Quand au bilan climatique et environnemental de notre petite planète, pour être tout à fait objectif, il est simplement alarmant, pour ne pas dire désespérant, plus encore en 2011. Alors qu’aucune décision concrète n’a été prise au sommet de Durban, le réchauffement climatique continue son petit bonhomme de chemin dans une encore bien trop grande indifférence. Pour les gouvernements actuels, il semble que le réchauffement climatique et la crise environnementale, « ça commence à bien faire », la crise économique ayant balayé toutes les bonnes intentions sur son passage. Là aussi, ça commence à se voir, que l’inquiétude de nos gouvernants pour le réchauffement climatique n’était qu’une attitude politicienne surfant sur un « phénomène » d’opinion sans avoir pris la réelle mesure des enjeux historiques auxquels nous sommes confrontés, pour l’humanité et l’ensemble de la planète. Finalement, que pèse la vie sur terre face à la crise de la dette ?

 

Face à ce sombre tableau, l’écologie politique a de multiples solutions à proposer, du local au global, pour plus de transparence, de démocratie, une meilleure prise en compte des citoyens, une réconciliation avec le vivant et la planète, la sortie du dogme du libre échange et de la croissance à tout prix au nom du bon sens : une croissance infinie de production de biens matériels est physiquement impossible sur une planète aux ressources finies, etc. L’écologie politique va dans le sens de l’histoire, elle doit donc se confronter à l’exercice du pouvoir pour démontrer la pertinence de ses thèses. Elle le fait déjà, localement, dans de nombreux villes et villages, en Europe, mais aussi en Amérique du Sud, en Afrique, au Japon, etc. Au parlement européen, nous avons un groupe de 58 députés Verts, dont 15 français, qui font valoir d’autres voies, notamment en matière de sortie de crise. En France, nous avons désormais un Sénat majoritairement à gauche comptant en son sein dix sénateurs écologistes (Europe Ecologie Les Verts - EELV) depuis septembre dernier qui « secouent » un peu et dépoussièrent déjà par leur travail et leurs analyses la vieille institution. Les élections présidentielle et législatives pointent à l’horizon (avril-mai et juin 2012) et nous avons une excellente candidate à l’élection présidentielle, Eva Joly, qui, par ses origines, son parcours, sa carrière, par tout ce qu’elle représente, porte haut et fort la parole de l’écologie dans une élection qui ne nous ait pourtant guère favorable. A elle et à EELV de montrer que l’écologie politique porte également une autre voix en termes de relations internationales, multilatérale, décentralisée, pacifique, dénucléarisée, désarmée, etc., au final tellement plus réaliste et plus raisonnable pour l’humanité que les diplomaties française et européenne auxquelles nous avons pu assister ces dernières années.

 

Europe Ecologie Les Verts a également de solides chances d’obtenir un groupe de députés nettement plus important (nous n’en avons que trois actuellement) en juin prochain, pour renouveler un peu les bancs, par trop uniformes, de l’Assemblée nationale.

 

Néanmoins, ces bonnes nouvelles et perspectives ne doivent pas nous pousser à « noyer le bébé avec l’eau du bain ». Pour que nous continuions à susciter l’espoir, notre maxime de « la politique autrement » ne doit pas être abandonnée.

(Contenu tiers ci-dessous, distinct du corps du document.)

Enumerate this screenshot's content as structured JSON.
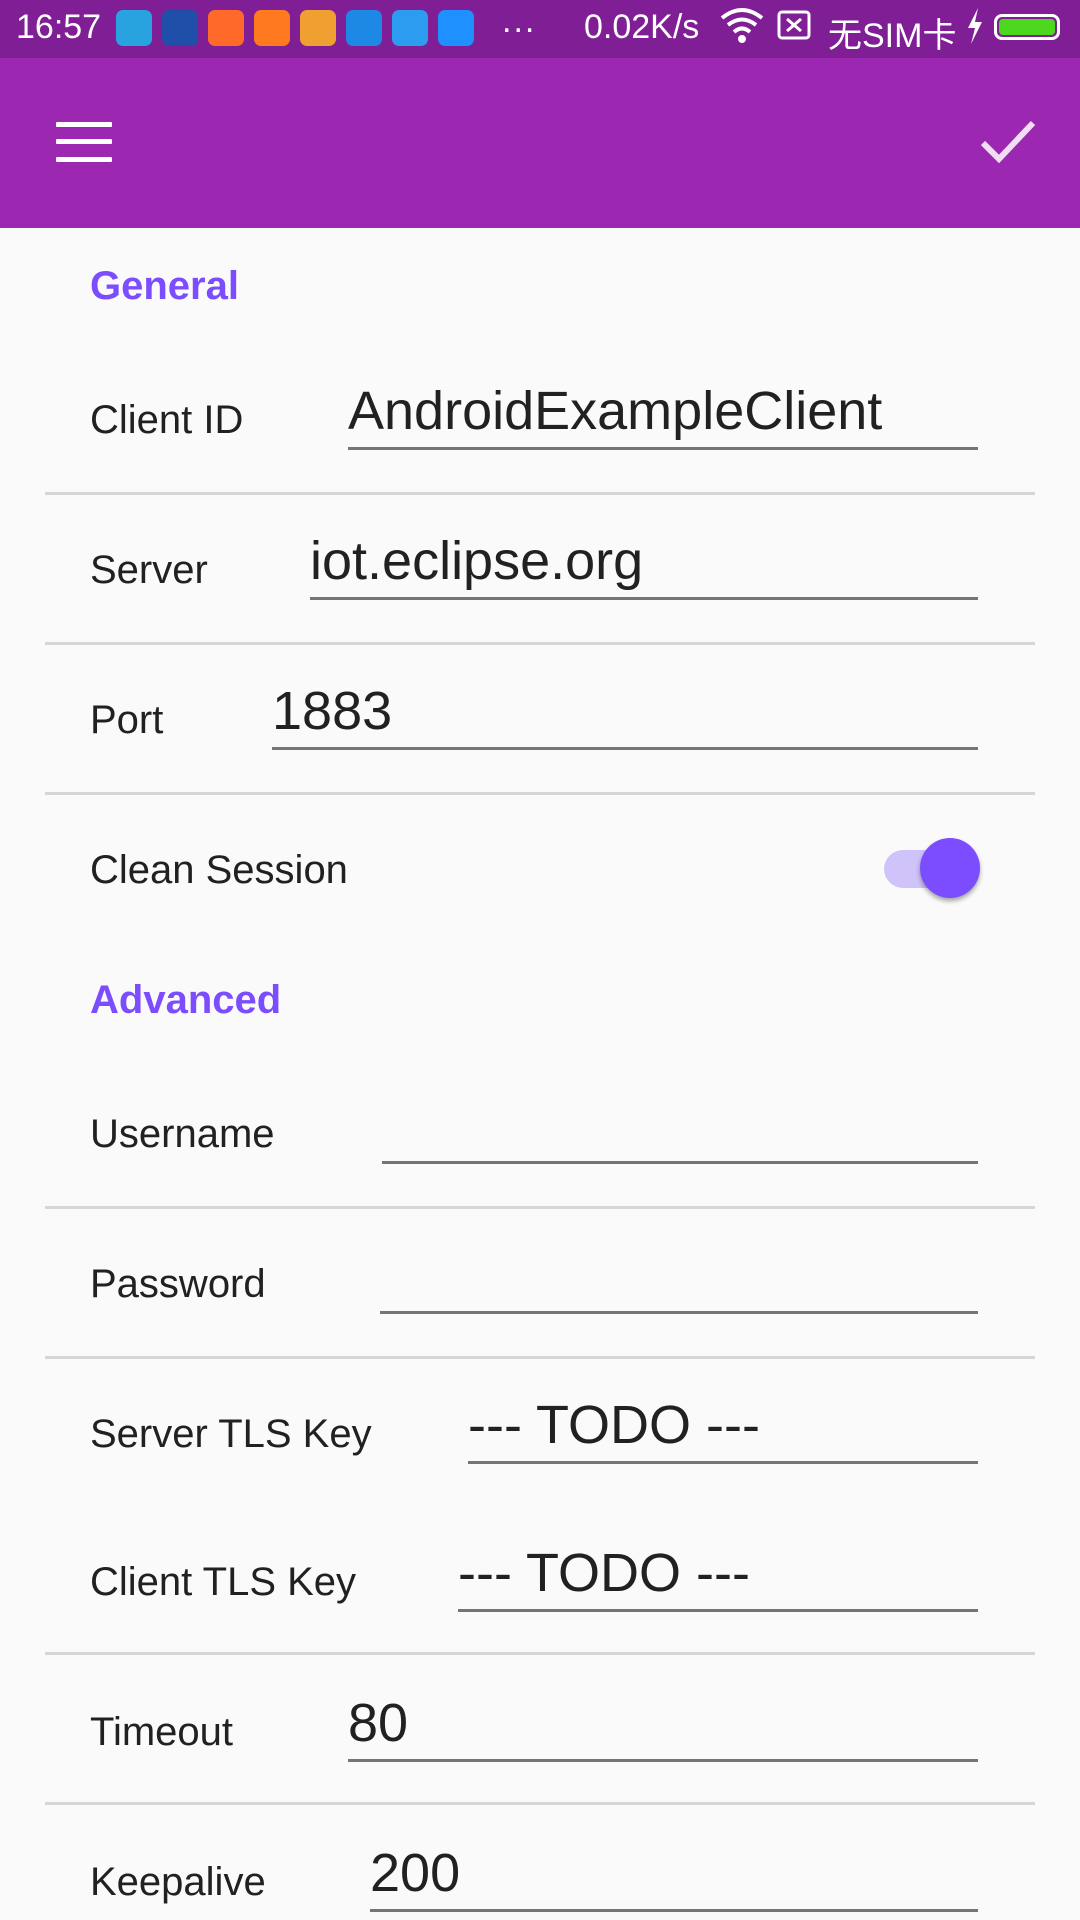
{
  "status_bar": {
    "time": "16:57",
    "more_indicator": "...",
    "network_speed": "0.02K/s",
    "sim_status": "无SIM卡",
    "wifi_icon": "wifi-icon",
    "charging_icon": "bolt-icon",
    "battery_color": "#4cd81e",
    "app_icons": [
      {
        "name": "usb-icon",
        "color": "#29a3e0"
      },
      {
        "name": "news-app-icon",
        "color": "#1f4fa8"
      },
      {
        "name": "shop-app-icon",
        "color": "#ff6a2b"
      },
      {
        "name": "book-app-icon",
        "color": "#ff7a1f"
      },
      {
        "name": "kite-app-icon",
        "color": "#f0a030"
      },
      {
        "name": "pay-app-icon",
        "color": "#1e88e5"
      },
      {
        "name": "send-app-icon",
        "color": "#2b9cf0"
      },
      {
        "name": "chat-app-icon",
        "color": "#1e90ff"
      }
    ]
  },
  "app_bar": {
    "color": "#9c27b0",
    "status_color": "#7f1e95",
    "menu_icon": "menu-icon",
    "confirm_icon": "check-icon"
  },
  "accent_color": "#7c4dff",
  "sections": {
    "general": "General",
    "advanced": "Advanced"
  },
  "fields": {
    "client_id": {
      "label": "Client ID",
      "value": "AndroidExampleClient"
    },
    "server": {
      "label": "Server",
      "value": "iot.eclipse.org"
    },
    "port": {
      "label": "Port",
      "value": "1883"
    },
    "clean_session": {
      "label": "Clean Session",
      "enabled": true
    },
    "username": {
      "label": "Username",
      "value": ""
    },
    "password": {
      "label": "Password",
      "value": ""
    },
    "server_tls_key": {
      "label": "Server TLS Key",
      "value": "--- TODO ---"
    },
    "client_tls_key": {
      "label": "Client TLS Key",
      "value": "--- TODO ---"
    },
    "timeout": {
      "label": "Timeout",
      "value": "80"
    },
    "keepalive": {
      "label": "Keepalive",
      "value": "200"
    }
  }
}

La perspective du pouvoir ne doit pas nous griser au point de renoncer au non cumul des mandats, au respect du vote des militants et des minorités, à la nécessité de continuer à multiplier les adhésions et à s’ouvrir à la société civile pour devenir un grand mouvement, à la transparence dans les prises de décision, à la convivialité, la bonne humeur et le respect des échanges dans les réunions, etc. Là encore, Gandhi avait trouvé la bonne formule avec le « sois toi-même ce que tu veux voir dans le monde ». Car si la poursuite du pouvoir se fait en oubliant au passage ce qui est sans doute l’essence même de notre engagement – vouloir changer le monde -, là aussi ça va commencer à se voir, et ce serait extrêmement dommageable, pas que pour Europe Ecologie Les Verts, mais pour l’écologie politique dans son ensemble qui en France a su commencer à ressusciter l’espoir et la croyance en une certaine forme de politique. Cela étant dit, que 2012 voit en France l’arrivée de la gauche et des écologistes au pouvoir et la fin de la clique sarkozienne constitue le grand espoir de cette année à l’échelle nationale.

 

La scène internationale risque en tout cas de continuer à connaître dans l’année qui vient de multiples évènements et profonds bouleversements. Il y a d’ores et déjà prévu au menu, outre l’élection présidentielle en France d’avril-mai prochain, de nombreuses élections qui vont être déterminantes en 2012 : au Sénégal en février, en Russie en mars, au Mexique en juillet et bien entendu aux Etats-Unis en novembre. Nous n’allons donc pas chômer encore cette année sur l’international. 

 

En tous cas, le 21e siècle historique débute peut être en 2011, et non le 11 septembre 2001, comme l’ont trop hâtivement affirmé de nombreux observateurs. Que notre siècle s’ouvre sur la perspective de plus de systèmes démocratiques, notamment dans toute une aire, le « monde arabe », qui en était jusqu’à présent quasiment dépourvue, plutôt que sûr des attentats meurtriers aux Etats-Unis ayant entrainé dans leur sillage une guerre en Afghanistan, c’est tout de même nettement plus positif.

 

Alors qu’en 2012, les indignés d’ici et d’ailleurs, du monde arabe (Israël et Palestine notamment), de Chine, d’Iran, d’Inde, d’Amériques, auxquels les écologistes ne peuvent qu’intrinsèquement être liés, réussissent enfin à bien se faire entendre et que plutôt que de prophétiser la fin du monde pour cette année, nous assistions au commencement d’une nouvelle ère plus démocratique et plus responsable vis-à-vis des générations futures. Inch Allah !

 

Benjamin Joyeux

Janvier 2012

Par Ben - Publié dans : Actualité Bin Jamin - Communauté : Media - Actualité générale
Ecrire un commentaire - Voir les 0 commentaires
Vendredi 16 septembre 2011 5 16 /09 /Sep /2011 16:54

Logo-Satyagraha.jpg

Lundi 12 et mardi 13 septembre 2011, se tenait au Centre de Conférence International de Genève (Suisse) une grande « conférence internationale sur le droit à la terre et aux ressources naturelles ». Organisée par le réseau Ekta Europe et le mouvement emblématique indien Ekta Parishad, cette réunion rassemblait des militants et des organisations de tous horizons, sous l’égide de prestigieux partenaires comme CESCI Support Association, DANIDA (gouvernement danois), MINBUZA (gouvernement néerlandais), SDC (agence suisse pour le développement et la coopération), Action Aid, Solidarité, etc. Si la salle n’a contenu qu’au maximum une petite centaine de personnes durant ces deux jours, la conférence a permis des échanges vraiment fructueux et porteurs d’espoir pour l’avenir entre différentes têtes de réseau et personnalités importantes.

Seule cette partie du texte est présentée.